Noah State is repulsed by who he’s become. As a Liquidator, his assignment is to kill anyone who speaks against the government. However, whomever, whenever. The problem: Noah believes in genuine justice but despises the fear-mongering he’s forced to be a part of. All he wants—all he’s ever wanted—is to live a quiet, peaceful life.
But he doesn’t deserve that anymore. Not after killing so many innocents.
Charity Tinnin’s debut release Haunted got under my skin in a way few books have. Maybe that’s because I could identify to some degree with every. single. character. (Buy it here. Seriously.)
- Noah, haunted by his past, trying to maintain his integrity and live by his convictions in a world where convictions flat out aren’t allowed.
- Maddison, desperate for a future, struggling daily with the pain of her past and determined to live like it matters. Because people matter.
- Daniel, fierce and powerful, valuing his own life above others, protecting his family, and ignoring the rest of the world.
Sure. Daniel and Maddison couldn’t be more different, but I have both those kinds of days. Don’t you?

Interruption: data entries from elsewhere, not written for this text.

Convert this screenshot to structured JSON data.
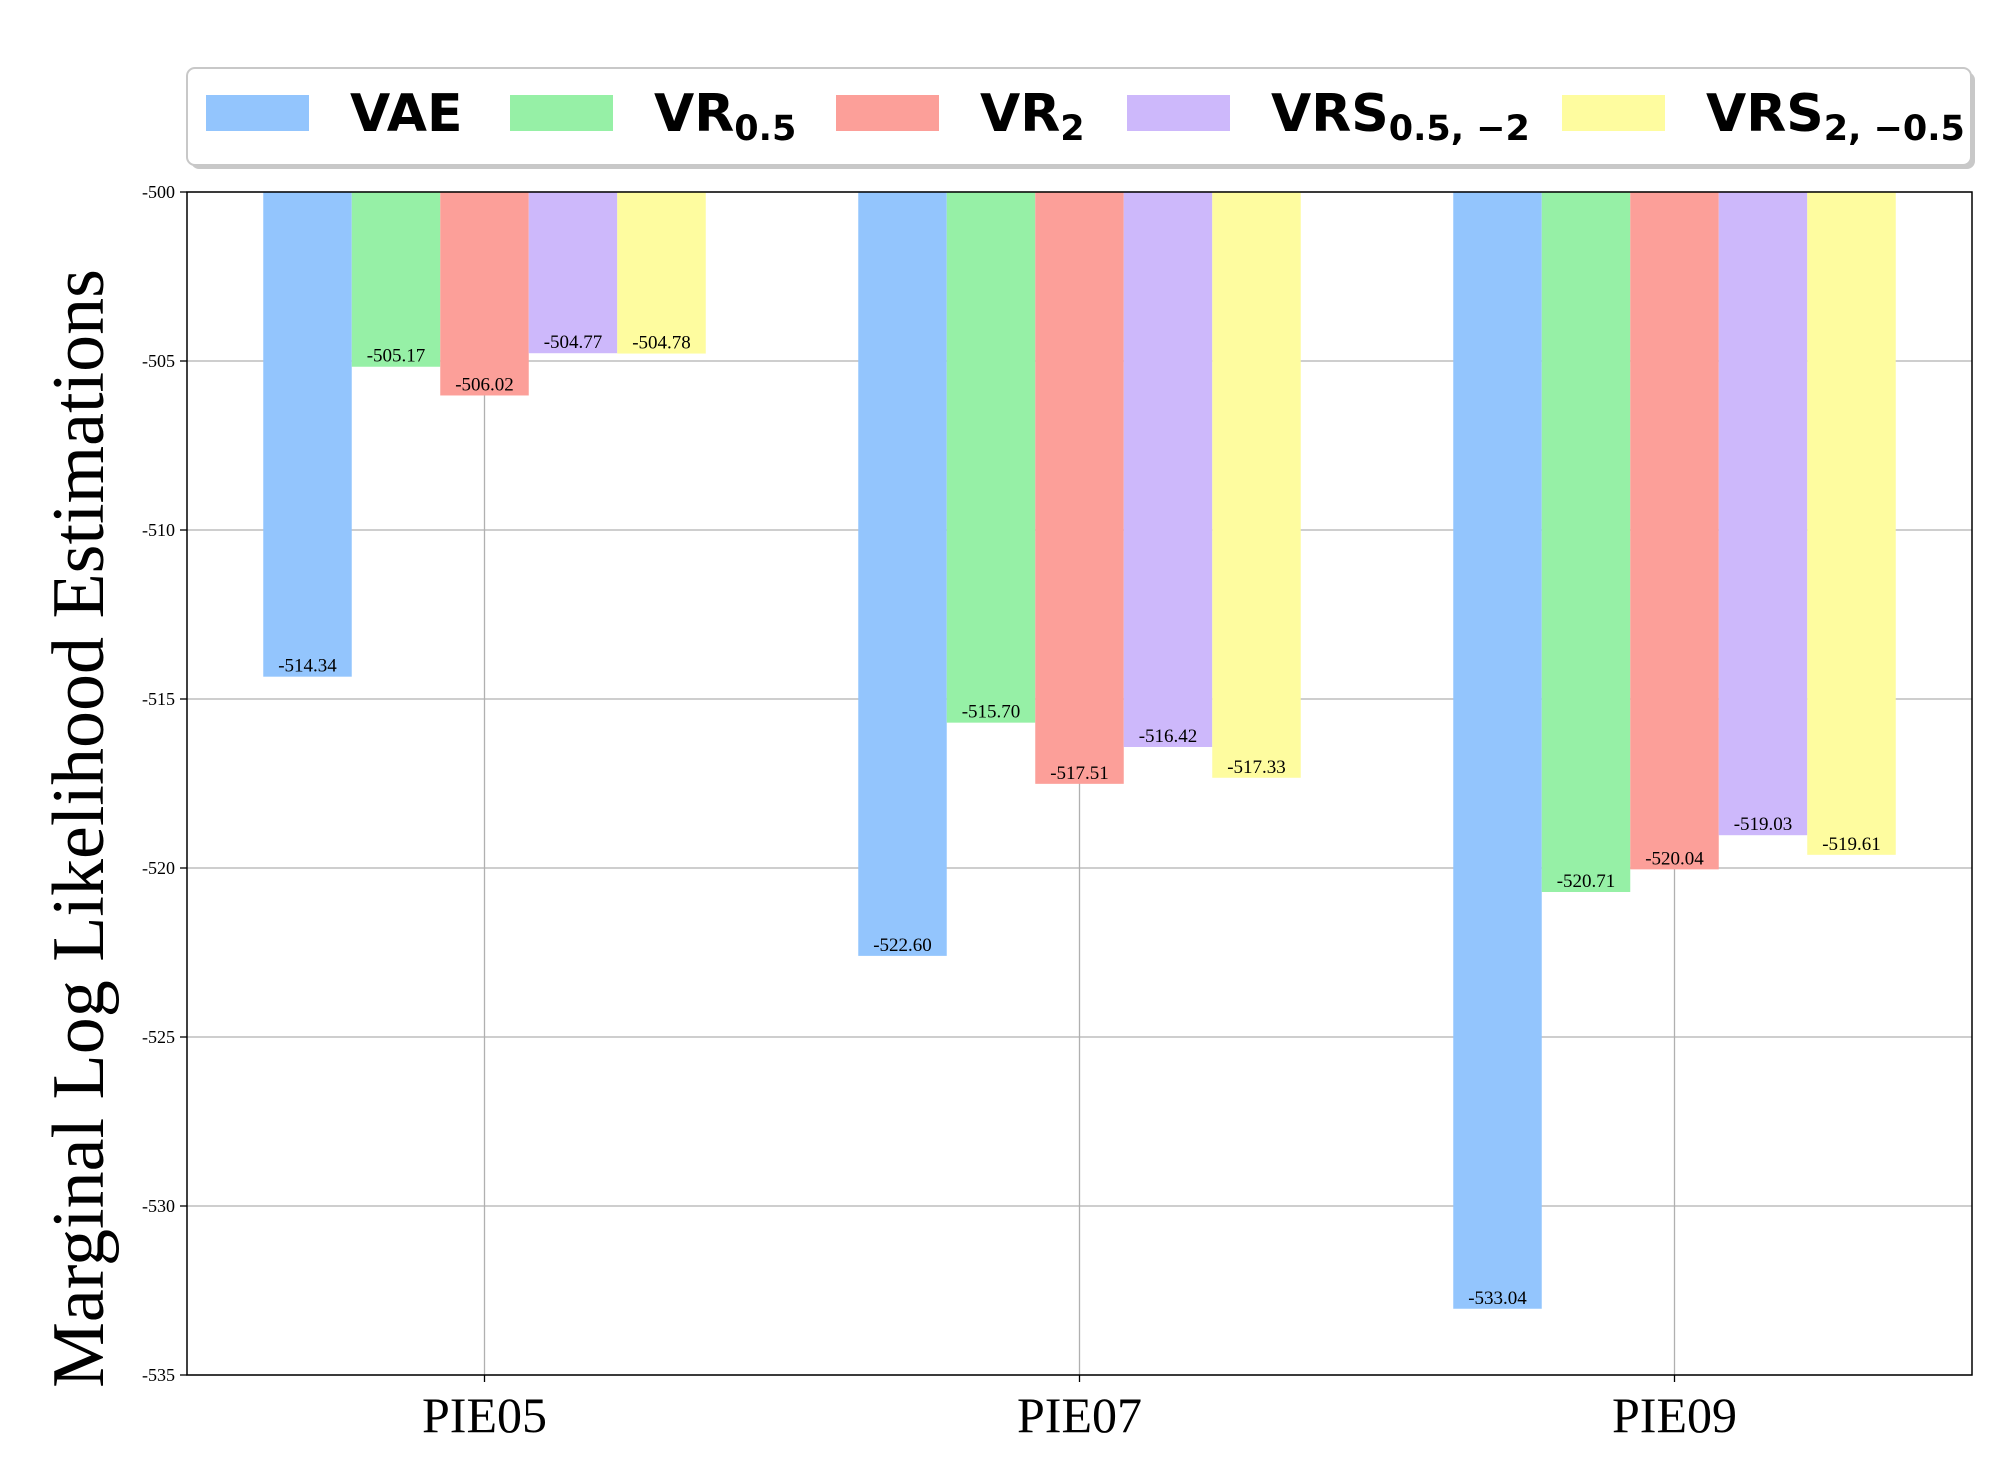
{
  "chart_data": {
    "type": "bar",
    "title": "",
    "xlabel": "",
    "ylabel": "Marginal Log Likelihood Estimations",
    "categories": [
      "PIE05",
      "PIE07",
      "PIE09"
    ],
    "ylim": [
      -535,
      -500
    ],
    "yticks": [
      -500,
      -505,
      -510,
      -515,
      -520,
      -525,
      -530,
      -535
    ],
    "ytick_labels": [
      "-500",
      "-505",
      "-510",
      "-515",
      "-520",
      "-525",
      "-530",
      "-535"
    ],
    "grid": true,
    "legend_position": "top",
    "series": [
      {
        "name": "VAE",
        "name_main": "VAE",
        "name_sub": "",
        "color": "#93c5fd",
        "values": [
          -514.34,
          -522.6,
          -533.04
        ],
        "labels": [
          "-514.34",
          "-522.60",
          "-533.04"
        ]
      },
      {
        "name": "VR0.5",
        "name_main": "VR",
        "name_sub": "0.5",
        "color": "#96f0a6",
        "values": [
          -505.17,
          -515.7,
          -520.71
        ],
        "labels": [
          "-505.17",
          "-515.70",
          "-520.71"
        ]
      },
      {
        "name": "VR2",
        "name_main": "VR",
        "name_sub": "2",
        "color": "#fc9f99",
        "values": [
          -506.02,
          -517.51,
          -520.04
        ],
        "labels": [
          "-506.02",
          "-517.51",
          "-520.04"
        ]
      },
      {
        "name": "VRS0.5,−2",
        "name_main": "VRS",
        "name_sub": "0.5, −2",
        "color": "#cdb8fb",
        "values": [
          -504.77,
          -516.42,
          -519.03
        ],
        "labels": [
          "-504.77",
          "-516.42",
          "-519.03"
        ]
      },
      {
        "name": "VRS2,−0.5",
        "name_main": "VRS",
        "name_sub": "2, −0.5",
        "color": "#fefc9f",
        "values": [
          -504.78,
          -517.33,
          -519.61
        ],
        "labels": [
          "-504.78",
          "-517.33",
          "-519.61"
        ]
      }
    ]
  }
}
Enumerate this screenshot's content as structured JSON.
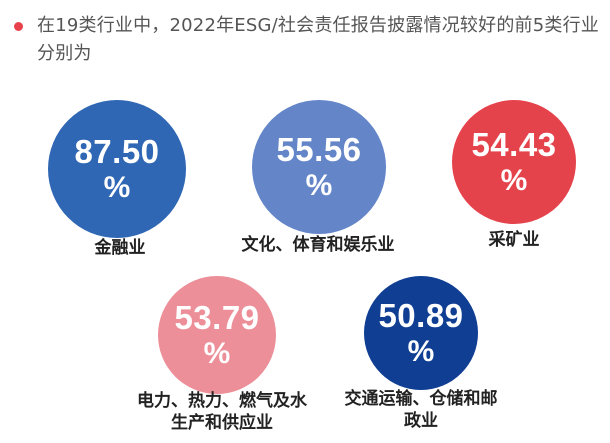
{
  "header": {
    "title": "在19类行业中，2022年ESG/社会责任报告披露情况较好的前5类行业分别为"
  },
  "colors": {
    "bullet": "#e8414b",
    "blue": "#2f67b4",
    "light_blue": "#6486c8",
    "red": "#e5434b",
    "pink": "#ec8f98",
    "navy": "#0f3e93"
  },
  "chart_data": {
    "type": "bubble",
    "unit": "%",
    "items": [
      {
        "value": "87.50",
        "unit": "%",
        "label": "金融业",
        "color": "#2f67b4"
      },
      {
        "value": "55.56",
        "unit": "%",
        "label": "文化、体育和娱乐业",
        "color": "#6486c8"
      },
      {
        "value": "54.43",
        "unit": "%",
        "label": "采矿业",
        "color": "#e5434b"
      },
      {
        "value": "53.79",
        "unit": "%",
        "label": "电力、热力、燃气及水生产和供应业",
        "color": "#ec8f98"
      },
      {
        "value": "50.89",
        "unit": "%",
        "label": "交通运输、仓储和邮政业",
        "color": "#0f3e93"
      }
    ]
  }
}
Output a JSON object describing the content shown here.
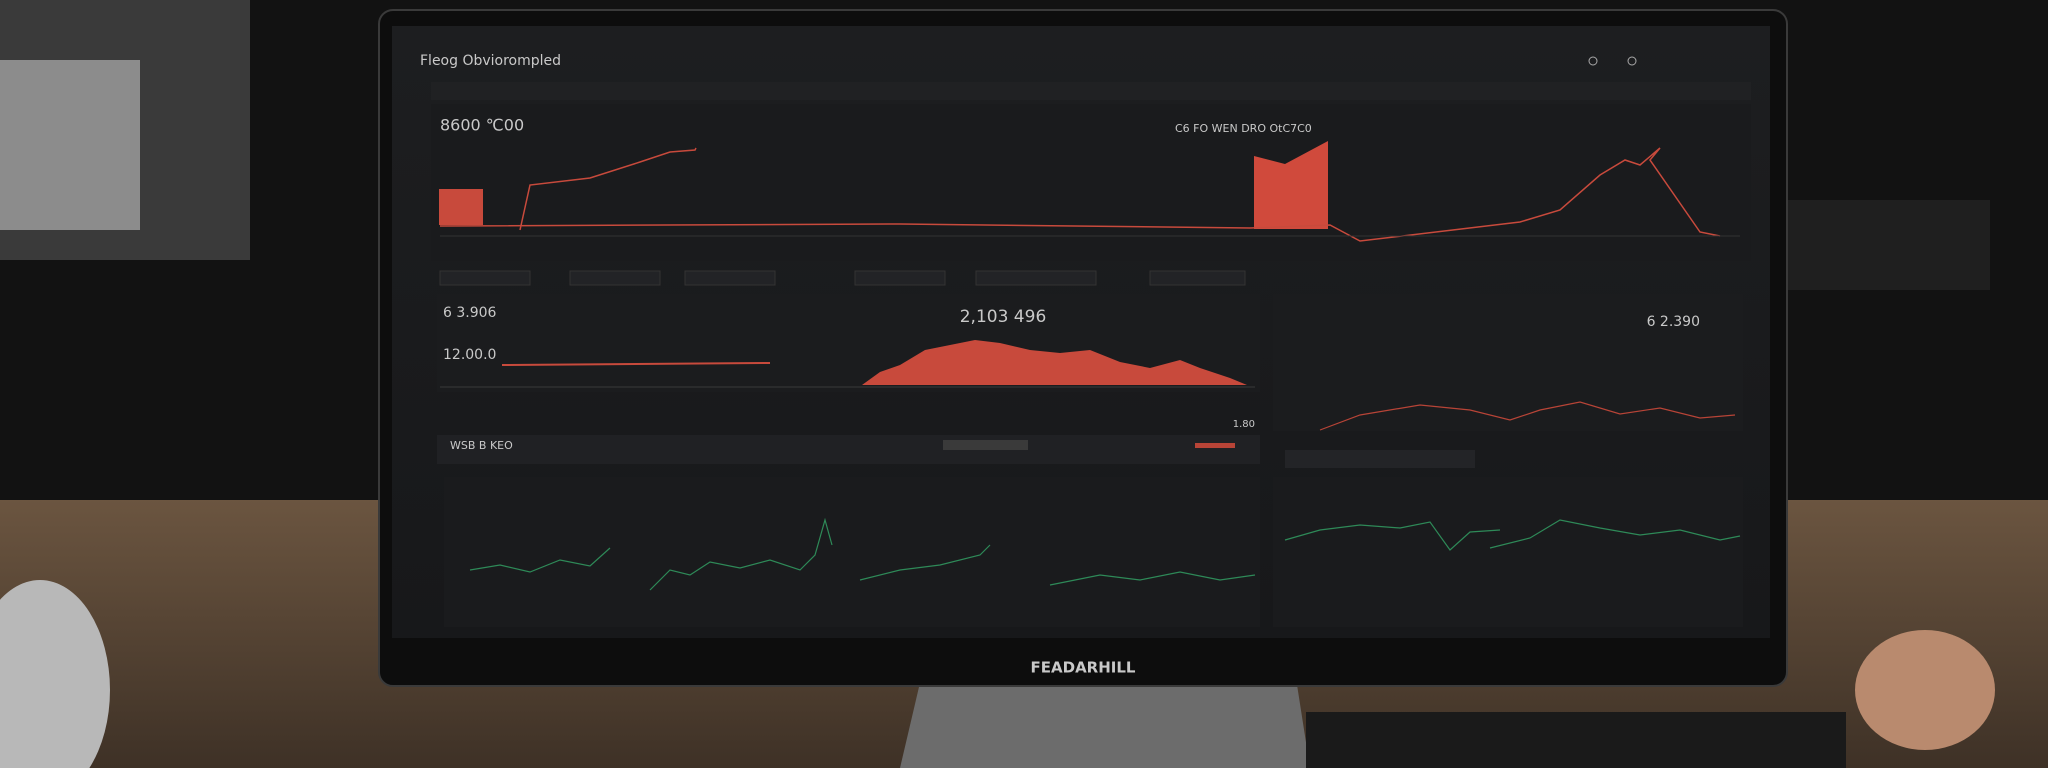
{
  "header": {
    "title": "Fleog Obviorompled"
  },
  "top_panel": {
    "stat": "8600 ℃00",
    "chart_label": "C6 FO WEN DRO OtC7C0"
  },
  "middle_panel": {
    "stat_a": "6 3.906",
    "stat_b": "12.00.0",
    "stat_center": "2,103 496",
    "stat_right": "6 2.390",
    "stat_small": "1.80"
  },
  "row": {
    "label": "WSB B KEO"
  },
  "monitor": {
    "brand": "FEADARHILL"
  }
}
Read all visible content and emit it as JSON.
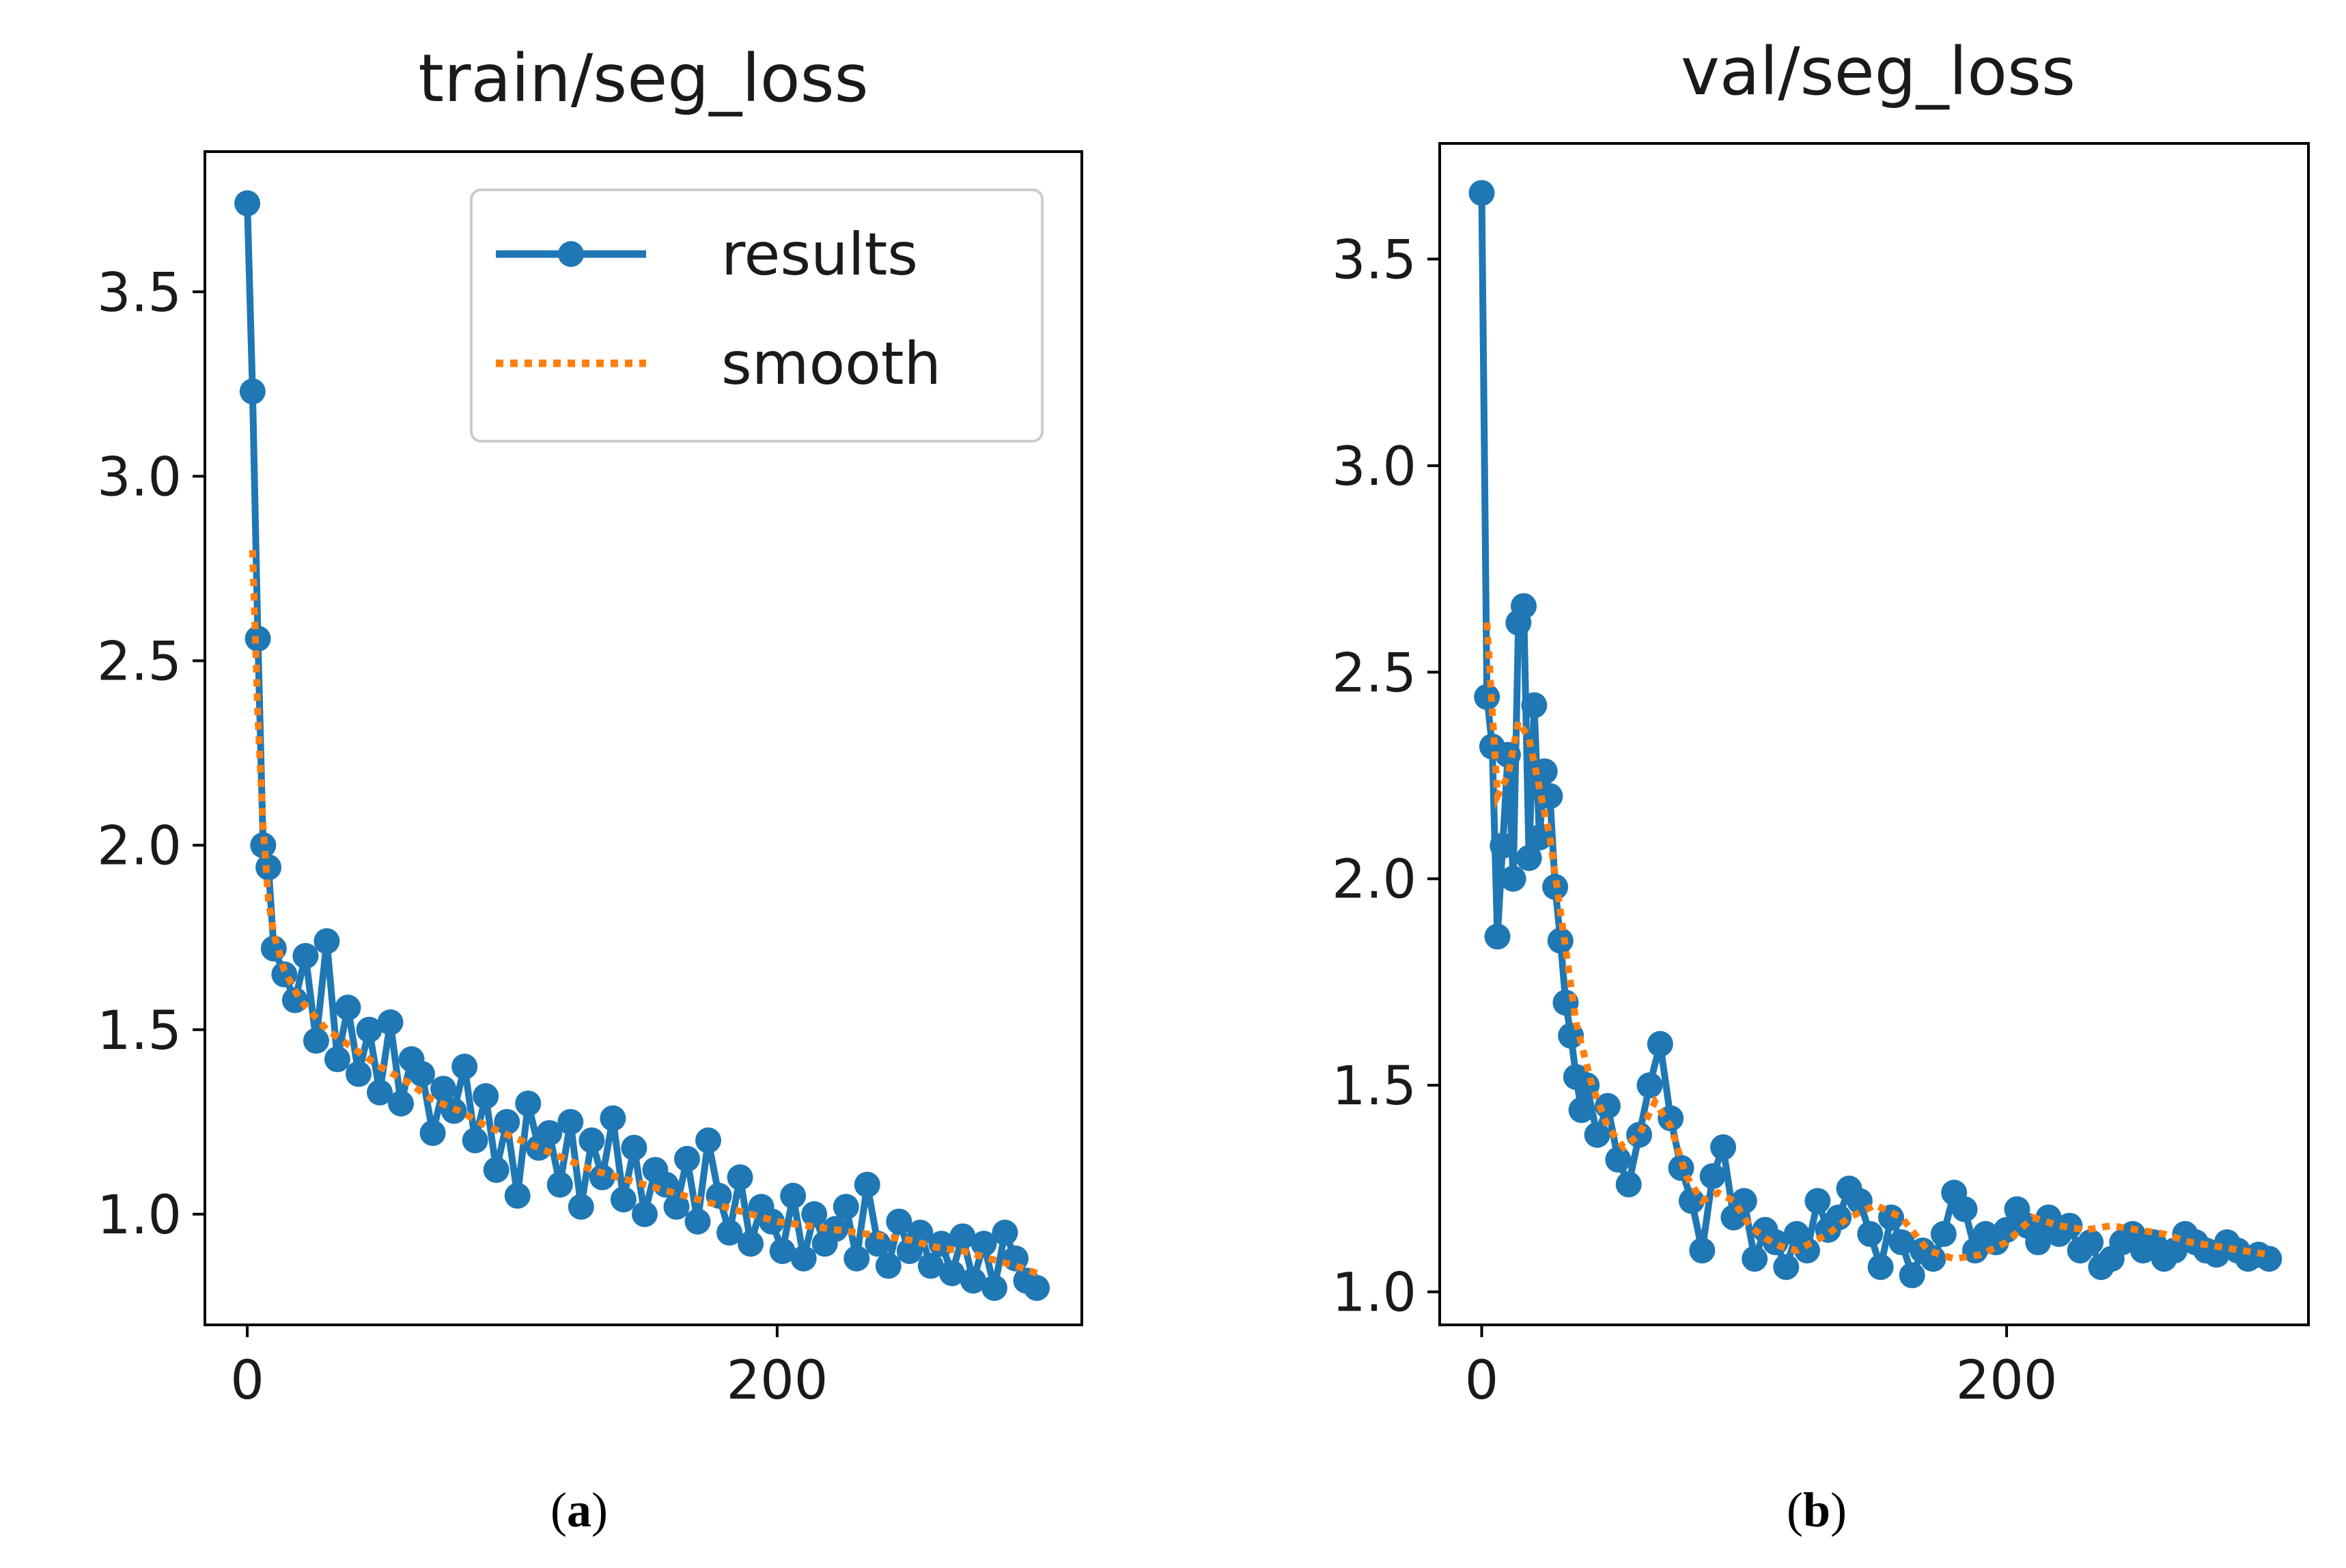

Maybe the book affected me so deeply, because I find it progressively difficult to live without compromising my convictions in America—which has nothing on the level of persecution Patrisians are facing.
Maybe it’s the fact that I’ve been haunted by my own regrets. I understand the need for redemption.
Whatever the reason, Haunted reminded me of these things:
Our past—our own sins, crimes against us or those we love, difficult circumstances in general—can affect us in three ways. We can let the past consume us, making us so filled with anger that our every relationship suffers. Our past can weigh on us, convincing us we don’t deserve good things, we’ll never measure up, and we’re without hope. Or our past can motivate us to be different—to seek redemption.
And this. There are things worth fighting for, but learning to choose our battles is crucial. We can’t be on the front lines of every issue. And when we engage, we need to be careful that as we make our points, we’re not causing a heap of collateral damage. How we fight matters. We can resist—we can hold convictions contrary to the majority—with grace. We shouldn’t act like or assume that those who believe differently are our enemies.
Every moment counts.
Every person counts.
How has your past affected you? What will you do with that? Here’s what I do.
Living a counter-culture life can be an adventure. We can bring people with us if we’re wise about how we live in front of them and how we invite them. What are you doing to be different?